From my own experience I suspect you could self-modify but have insufficient incentive to do so. (That’s not intended as a criticism.) I once had a very strong revulsion to gay PDAs, now I have a very mild aversion to it, perhaps similar to what you describe:
Since you are apparently behaving decently toward gays and not massively uncomfortable in most situations with them there’s not much reason to change. No doubt you have bigger fish to fry.
I feel similar to that but I’m confident that my mild aversion would decrease if I became close friends with a gay couple and spent a lot of time with them. My aversion would easily be swamped by more important values.
I agree. When I hear people say the equivalent of “I can’t self-modify” I always want to ask “what have you tried so far,” and “how long have tried for.” Normally that answer is not much(only a few approaches) and not very long. It often comes from lack of incentives and a belief equivalent to “thats just the way I am.”
That’s consistent with the point I was making, but let me dial back a bit.
I don’t want to commit the Typical Mind Fallacy by generalizing too much from one example. In recent years I’ve realized more and more that my mind works in a fashion that is not typical of most people I’ve met. Some things which are very easy for me seem very difficult for others, and some things difficult for me seem easy for them.
Options available to one are not necessarily available to others.
It’s fine to offer my experience but I’d do better to be more conservative about speculation on the options available to other particular individuals. Yvain is obviously a top poster here who I assume has done a lot of introspection and thought a lot about self modification so it was cheeky of me to assume I might know more about how he can self-modify than he does—in one of my first posts.
Oops.
Interesting. If I am reading your post correctly, then I also might have committed a Mind Projection Fallacy when I read your post, projecting lack of assumption when there was some.
From your post I thought you were expressing that at one point you reacted to gay affection similar to what he described and similarly thought that you could not self modify. You now know that you can so it makes sense to spread the news and method to someone who thinks they can not(who would probably want to if they could) and might be in a similar position you once were and might apply the same solution. Of course maybe Yvain is not in a similar situation and your solution would not apply. You might know more, but there is a better chance that the two experiences do no overlap.
My response comes from the use of “can’t self-modify” rather then “can’t self-modify due to lack of time/resources,” “my continuing efforts have not yet borne fruit,” “I have tried all of my ideas and I am seek new ones,” “other projects consume my time and it is not currently worthwhile to pursue,” and etc. I have seen many people put road blocks in front of themselves by saying “can’t” which often reenforces the belief in “can’t” rather then staying cognizant of the conditions that make something unworthy of investment.
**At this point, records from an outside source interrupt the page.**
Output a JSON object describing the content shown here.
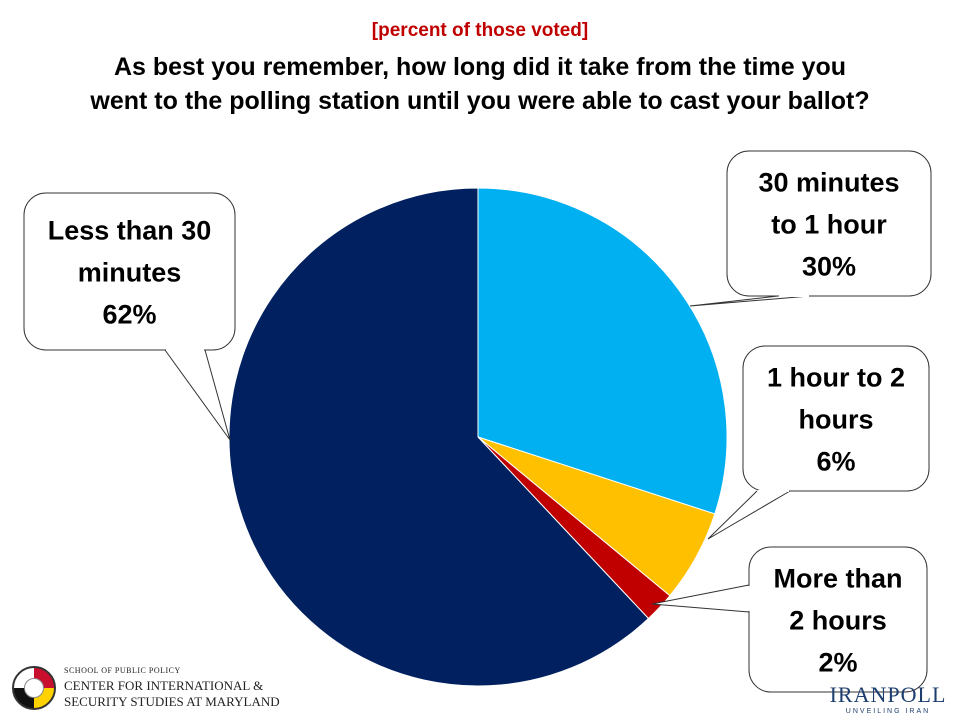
{
  "header": {
    "subtitle": "[percent of those voted]",
    "title_line1": "As best you remember, how long did it take from the time you",
    "title_line2": "went to the polling station until you were able to cast your ballot?"
  },
  "chart_data": {
    "type": "pie",
    "start_angle_deg": 0,
    "direction": "clockwise",
    "slices": [
      {
        "label": "30 minutes to 1 hour",
        "value": 30,
        "value_label": "30%",
        "color": "#00b0f0",
        "callout_lines": [
          "30 minutes",
          "to 1 hour",
          "30%"
        ]
      },
      {
        "label": "1 hour to 2 hours",
        "value": 6,
        "value_label": "6%",
        "color": "#ffc000",
        "callout_lines": [
          "1 hour to 2",
          "hours",
          "6%"
        ]
      },
      {
        "label": "More than 2 hours",
        "value": 2,
        "value_label": "2%",
        "color": "#c00000",
        "callout_lines": [
          "More than",
          "2 hours",
          "2%"
        ]
      },
      {
        "label": "Less than 30 minutes",
        "value": 62,
        "value_label": "62%",
        "color": "#002060",
        "callout_lines": [
          "Less than 30",
          "minutes",
          "62%"
        ]
      }
    ]
  },
  "footer": {
    "left_logo": {
      "line1": "SCHOOL OF PUBLIC POLICY",
      "line2": "CENTER FOR INTERNATIONAL &",
      "line3": "SECURITY STUDIES AT MARYLAND"
    },
    "right_logo": {
      "brand": "IRANPOLL",
      "tagline": "UNVEILING IRAN"
    }
  }
}
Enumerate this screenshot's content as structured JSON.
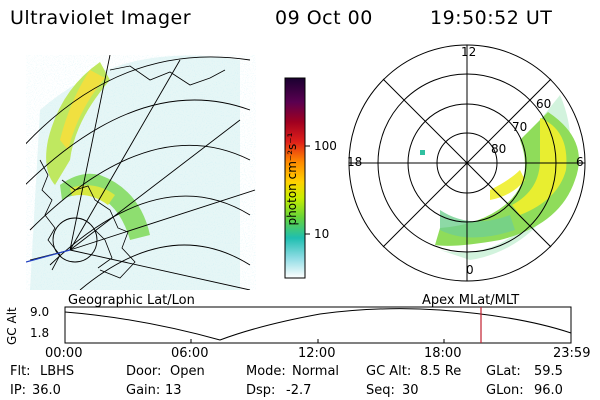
{
  "header": {
    "title": "Ultraviolet Imager",
    "date": "09 Oct 00",
    "time": "19:50:52 UT"
  },
  "colorbar": {
    "unit_label": "photon cm⁻²s⁻¹",
    "ticks": [
      "100",
      "10"
    ],
    "scale": "log",
    "colors": [
      "#1a0030",
      "#5a0050",
      "#a00020",
      "#e0201a",
      "#ff8a00",
      "#ffd200",
      "#c8ee00",
      "#64d33c",
      "#1fbeb0",
      "#8edce4",
      "#d0eef0",
      "#ffffff"
    ]
  },
  "left_map": {
    "label": "Geographic Lat/Lon",
    "emission_color": "#9be000"
  },
  "polar_plot": {
    "label": "Apex MLat/MLT",
    "hour_labels": {
      "top": "12",
      "left": "18",
      "right": "6",
      "bottom": "0"
    },
    "lat_labels": [
      "60",
      "70",
      "80"
    ]
  },
  "altitude_plot": {
    "ylabel": "GC Alt",
    "yticks": [
      "9.0",
      "1.8"
    ],
    "xticks": [
      "00:00",
      "06:00",
      "12:00",
      "18:00",
      "23:59"
    ],
    "marker_color": "#c02030"
  },
  "footer": {
    "row1": [
      {
        "label": "Flt:",
        "value": "LBHS"
      },
      {
        "label": "Door:",
        "value": "Open"
      },
      {
        "label": "Mode:",
        "value": "Normal"
      },
      {
        "label": "GC Alt:",
        "value": "8.5 Re"
      },
      {
        "label": "GLat:",
        "value": "59.5"
      }
    ],
    "row2": [
      {
        "label": "IP:",
        "value": "36.0"
      },
      {
        "label": "Gain:",
        "value": "13"
      },
      {
        "label": "Dsp:",
        "value": "-2.7"
      },
      {
        "label": "Seq:",
        "value": "30"
      },
      {
        "label": "GLon:",
        "value": "96.0"
      }
    ]
  }
}
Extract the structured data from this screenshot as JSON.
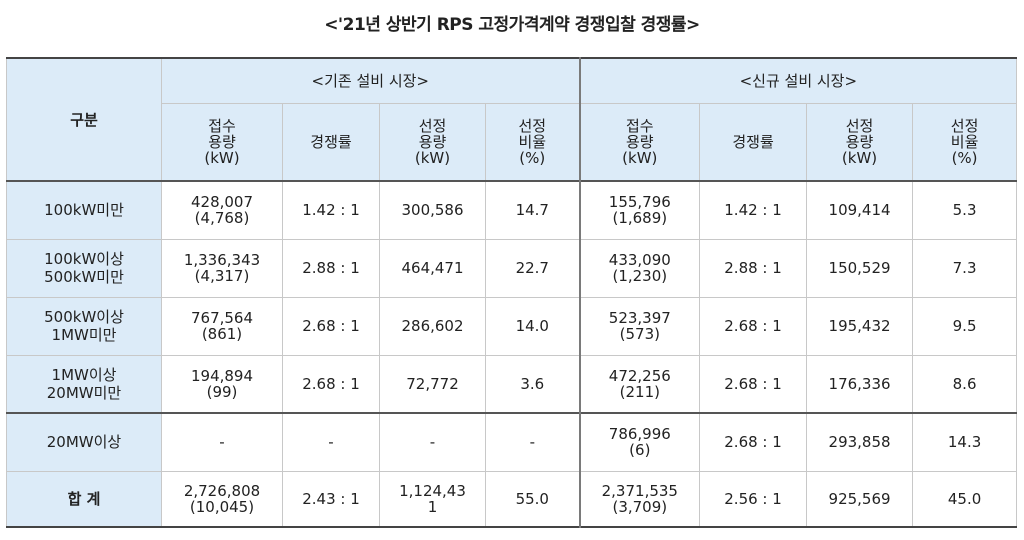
{
  "title": "<'21년 상반기 RPS 고정가격계약 경쟁입찰 경쟁률>",
  "header": {
    "category": "구분",
    "group_existing": "<기존 설비 시장>",
    "group_new": "<신규 설비 시장>",
    "existing_cols": [
      [
        "접수",
        "용량",
        "(kW)"
      ],
      [
        "경쟁률"
      ],
      [
        "선정",
        "용량",
        "(kW)"
      ],
      [
        "선정",
        "비율",
        "(%)"
      ]
    ],
    "new_cols": [
      [
        "접수",
        "용량",
        "(kW)"
      ],
      [
        "경쟁률"
      ],
      [
        "선정",
        "용량",
        "(kW)"
      ],
      [
        "선정",
        "비율",
        "(%)"
      ]
    ]
  },
  "rows": [
    {
      "label": [
        "100kW미만"
      ],
      "existing": {
        "received": "428,007",
        "received_count": "(4,768)",
        "ratio": "1.42 : 1",
        "selected": [
          "300,586"
        ],
        "pct": "14.7"
      },
      "new": {
        "received": "155,796",
        "received_count": "(1,689)",
        "ratio": "1.42 : 1",
        "selected": [
          "109,414"
        ],
        "pct": "5.3"
      }
    },
    {
      "label": [
        "100kW이상",
        "500kW미만"
      ],
      "existing": {
        "received": "1,336,343",
        "received_count": "(4,317)",
        "ratio": "2.88 : 1",
        "selected": [
          "464,471"
        ],
        "pct": "22.7"
      },
      "new": {
        "received": "433,090",
        "received_count": "(1,230)",
        "ratio": "2.88 : 1",
        "selected": [
          "150,529"
        ],
        "pct": "7.3"
      }
    },
    {
      "label": [
        "500kW이상",
        "1MW미만"
      ],
      "existing": {
        "received": "767,564",
        "received_count": "(861)",
        "ratio": "2.68 : 1",
        "selected": [
          "286,602"
        ],
        "pct": "14.0"
      },
      "new": {
        "received": "523,397",
        "received_count": "(573)",
        "ratio": "2.68 : 1",
        "selected": [
          "195,432"
        ],
        "pct": "9.5"
      }
    },
    {
      "label": [
        "1MW이상",
        "20MW미만"
      ],
      "existing": {
        "received": "194,894",
        "received_count": "(99)",
        "ratio": "2.68 : 1",
        "selected": [
          "72,772"
        ],
        "pct": "3.6"
      },
      "new": {
        "received": "472,256",
        "received_count": "(211)",
        "ratio": "2.68 : 1",
        "selected": [
          "176,336"
        ],
        "pct": "8.6"
      }
    },
    {
      "label": [
        "20MW이상"
      ],
      "existing": {
        "received": "-",
        "received_count": "",
        "ratio": "-",
        "selected": [
          "-"
        ],
        "pct": "-"
      },
      "new": {
        "received": "786,996",
        "received_count": "(6)",
        "ratio": "2.68 : 1",
        "selected": [
          "293,858"
        ],
        "pct": "14.3"
      }
    },
    {
      "label": [
        "합 계"
      ],
      "existing": {
        "received": "2,726,808",
        "received_count": "(10,045)",
        "ratio": "2.43 : 1",
        "selected": [
          "1,124,43",
          "1"
        ],
        "pct": "55.0"
      },
      "new": {
        "received": "2,371,535",
        "received_count": "(3,709)",
        "ratio": "2.56 : 1",
        "selected": [
          "925,569"
        ],
        "pct": "45.0"
      }
    }
  ]
}
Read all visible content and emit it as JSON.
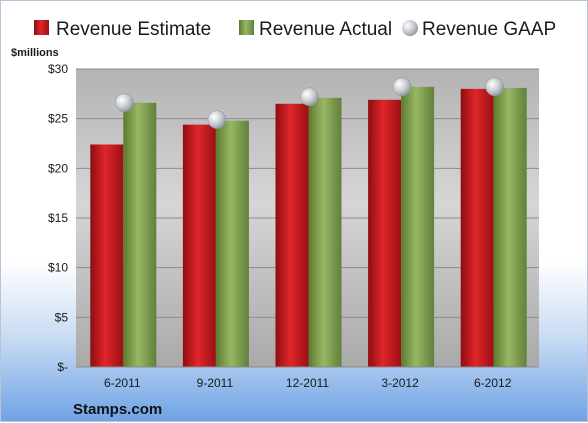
{
  "chart_data": {
    "type": "bar",
    "categories": [
      "6-2011",
      "9-2011",
      "12-2011",
      "3-2012",
      "6-2012"
    ],
    "series": [
      {
        "name": "Revenue Estimate",
        "values": [
          22.4,
          24.4,
          26.5,
          26.9,
          28.0
        ],
        "color": "#c8161b",
        "kind": "bar"
      },
      {
        "name": "Revenue Actual",
        "values": [
          26.6,
          24.8,
          27.1,
          28.2,
          28.1
        ],
        "color": "#7f9d4b",
        "kind": "bar"
      },
      {
        "name": "Revenue GAAP",
        "values": [
          26.6,
          24.9,
          27.2,
          28.2,
          28.2
        ],
        "color": "#b8bcc4",
        "kind": "marker"
      }
    ],
    "yticks": [
      "$-",
      "$5",
      "$10",
      "$15",
      "$20",
      "$25",
      "$30"
    ],
    "ylim": [
      0,
      30
    ],
    "ylabel": "$millions",
    "grid": true,
    "legend": "top"
  },
  "source_label": "Stamps.com"
}
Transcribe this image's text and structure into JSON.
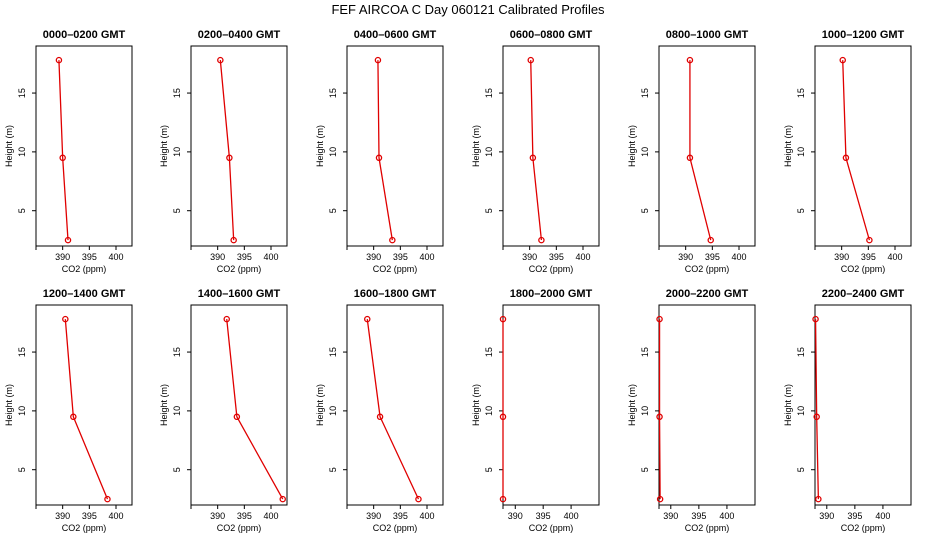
{
  "title": "FEF AIRCOA C  Day 060121  Calibrated Profiles",
  "chart_data": [
    {
      "type": "line",
      "title": "0000–0200 GMT",
      "xlabel": "CO2 (ppm)",
      "ylabel": "Height (m)",
      "xlim": [
        385,
        403
      ],
      "ylim": [
        2,
        19
      ],
      "xticks": [
        390,
        395,
        400
      ],
      "yticks": [
        5,
        10,
        15
      ],
      "heights": [
        17.8,
        9.5,
        2.5
      ],
      "values": [
        389.3,
        390.0,
        391.0
      ]
    },
    {
      "type": "line",
      "title": "0200–0400 GMT",
      "xlabel": "CO2 (ppm)",
      "ylabel": "Height (m)",
      "xlim": [
        385,
        403
      ],
      "ylim": [
        2,
        19
      ],
      "xticks": [
        390,
        395,
        400
      ],
      "yticks": [
        5,
        10,
        15
      ],
      "heights": [
        17.8,
        9.5,
        2.5
      ],
      "values": [
        390.5,
        392.2,
        393.0
      ]
    },
    {
      "type": "line",
      "title": "0400–0600 GMT",
      "xlabel": "CO2 (ppm)",
      "ylabel": "Height (m)",
      "xlim": [
        385,
        403
      ],
      "ylim": [
        2,
        19
      ],
      "xticks": [
        390,
        395,
        400
      ],
      "yticks": [
        5,
        10,
        15
      ],
      "heights": [
        17.8,
        9.5,
        2.5
      ],
      "values": [
        390.8,
        391.0,
        393.5
      ]
    },
    {
      "type": "line",
      "title": "0600–0800 GMT",
      "xlabel": "CO2 (ppm)",
      "ylabel": "Height (m)",
      "xlim": [
        385,
        403
      ],
      "ylim": [
        2,
        19
      ],
      "xticks": [
        390,
        395,
        400
      ],
      "yticks": [
        5,
        10,
        15
      ],
      "heights": [
        17.8,
        9.5,
        2.5
      ],
      "values": [
        390.2,
        390.6,
        392.2
      ]
    },
    {
      "type": "line",
      "title": "0800–1000 GMT",
      "xlabel": "CO2 (ppm)",
      "ylabel": "Height (m)",
      "xlim": [
        385,
        403
      ],
      "ylim": [
        2,
        19
      ],
      "xticks": [
        390,
        395,
        400
      ],
      "yticks": [
        5,
        10,
        15
      ],
      "heights": [
        17.8,
        9.5,
        2.5
      ],
      "values": [
        390.8,
        390.8,
        394.7
      ]
    },
    {
      "type": "line",
      "title": "1000–1200 GMT",
      "xlabel": "CO2 (ppm)",
      "ylabel": "Height (m)",
      "xlim": [
        385,
        403
      ],
      "ylim": [
        2,
        19
      ],
      "xticks": [
        390,
        395,
        400
      ],
      "yticks": [
        5,
        10,
        15
      ],
      "heights": [
        17.8,
        9.5,
        2.5
      ],
      "values": [
        390.2,
        390.8,
        395.2
      ]
    },
    {
      "type": "line",
      "title": "1200–1400 GMT",
      "xlabel": "CO2 (ppm)",
      "ylabel": "Height (m)",
      "xlim": [
        385,
        403
      ],
      "ylim": [
        2,
        19
      ],
      "xticks": [
        390,
        395,
        400
      ],
      "yticks": [
        5,
        10,
        15
      ],
      "heights": [
        17.8,
        9.5,
        2.5
      ],
      "values": [
        390.5,
        392.0,
        398.4
      ]
    },
    {
      "type": "line",
      "title": "1400–1600 GMT",
      "xlabel": "CO2 (ppm)",
      "ylabel": "Height (m)",
      "xlim": [
        385,
        403
      ],
      "ylim": [
        2,
        19
      ],
      "xticks": [
        390,
        395,
        400
      ],
      "yticks": [
        5,
        10,
        15
      ],
      "heights": [
        17.8,
        9.5,
        2.5
      ],
      "values": [
        391.7,
        393.6,
        402.2
      ]
    },
    {
      "type": "line",
      "title": "1600–1800 GMT",
      "xlabel": "CO2 (ppm)",
      "ylabel": "Height (m)",
      "xlim": [
        385,
        403
      ],
      "ylim": [
        2,
        19
      ],
      "xticks": [
        390,
        395,
        400
      ],
      "yticks": [
        5,
        10,
        15
      ],
      "heights": [
        17.8,
        9.5,
        2.5
      ],
      "values": [
        388.8,
        391.2,
        398.4
      ]
    },
    {
      "type": "line",
      "title": "1800–2000 GMT",
      "xlabel": "CO2 (ppm)",
      "ylabel": "Height (m)",
      "xlim": [
        387.8,
        405
      ],
      "ylim": [
        2,
        19
      ],
      "xticks": [
        390,
        395,
        400
      ],
      "yticks": [
        5,
        10,
        15
      ],
      "heights": [
        17.8,
        9.5,
        2.5
      ],
      "values": [
        387.8,
        387.8,
        387.8
      ]
    },
    {
      "type": "line",
      "title": "2000–2200 GMT",
      "xlabel": "CO2 (ppm)",
      "ylabel": "Height (m)",
      "xlim": [
        387.9,
        405
      ],
      "ylim": [
        2,
        19
      ],
      "xticks": [
        390,
        395,
        400
      ],
      "yticks": [
        5,
        10,
        15
      ],
      "heights": [
        17.8,
        9.5,
        2.5
      ],
      "values": [
        388.0,
        388.0,
        388.1
      ]
    },
    {
      "type": "line",
      "title": "2200–2400 GMT",
      "xlabel": "CO2 (ppm)",
      "ylabel": "Height (m)",
      "xlim": [
        387.9,
        405
      ],
      "ylim": [
        2,
        19
      ],
      "xticks": [
        390,
        395,
        400
      ],
      "yticks": [
        5,
        10,
        15
      ],
      "heights": [
        17.8,
        9.5,
        2.5
      ],
      "values": [
        388.0,
        388.2,
        388.5
      ]
    }
  ]
}
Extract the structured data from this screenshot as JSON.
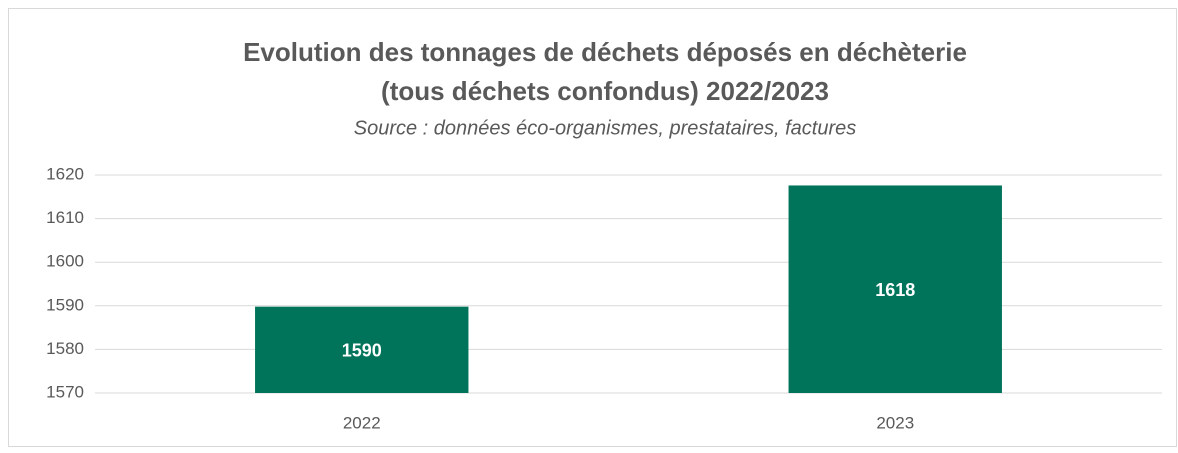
{
  "chart_data": {
    "type": "bar",
    "title": [
      "Evolution des tonnages de déchets déposés en déchèterie",
      "(tous déchets confondus) 2022/2023"
    ],
    "subtitle": "Source : données éco-organismes, prestataires, factures",
    "categories": [
      "2022",
      "2023"
    ],
    "values": [
      1589.8,
      1617.6
    ],
    "value_labels": [
      "1590",
      "1618"
    ],
    "color": "#00745a",
    "ylim": [
      1570,
      1620
    ],
    "yticks": [
      1570,
      1580,
      1590,
      1600,
      1610,
      1620
    ],
    "grid": true
  }
}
It may be cheeky to assume that you know weather this particular self modification is worth the resource use to Yvain, but it is not cheeky ask for more details(which are only for Yvain to share at his discretion) or offer personal experiences that Yvain may glen some insight or solution from.
That’s all correct. But...
...on reflection it seemed unlikely to me that pretty much all of this hadn’t occurred to him. And I didn’t have much more to offer—I changed my mind over time by thinking about it.
Considering his involvement with LW, which is all about self modification, I think the reasonable interpretation of “I’d modify this in a minute but I can’t” is approximately “I’ve tried to modify this without success”, not ” I think this kind of change is impossible”. What I characterized as cheeky was my reading in of the latter interpretation.
I don’t have any further advice that shouldn’t be obvious. And like I said I’ve developed an appreciation that some things are a lot harder for people than others. Weird little things in many cases.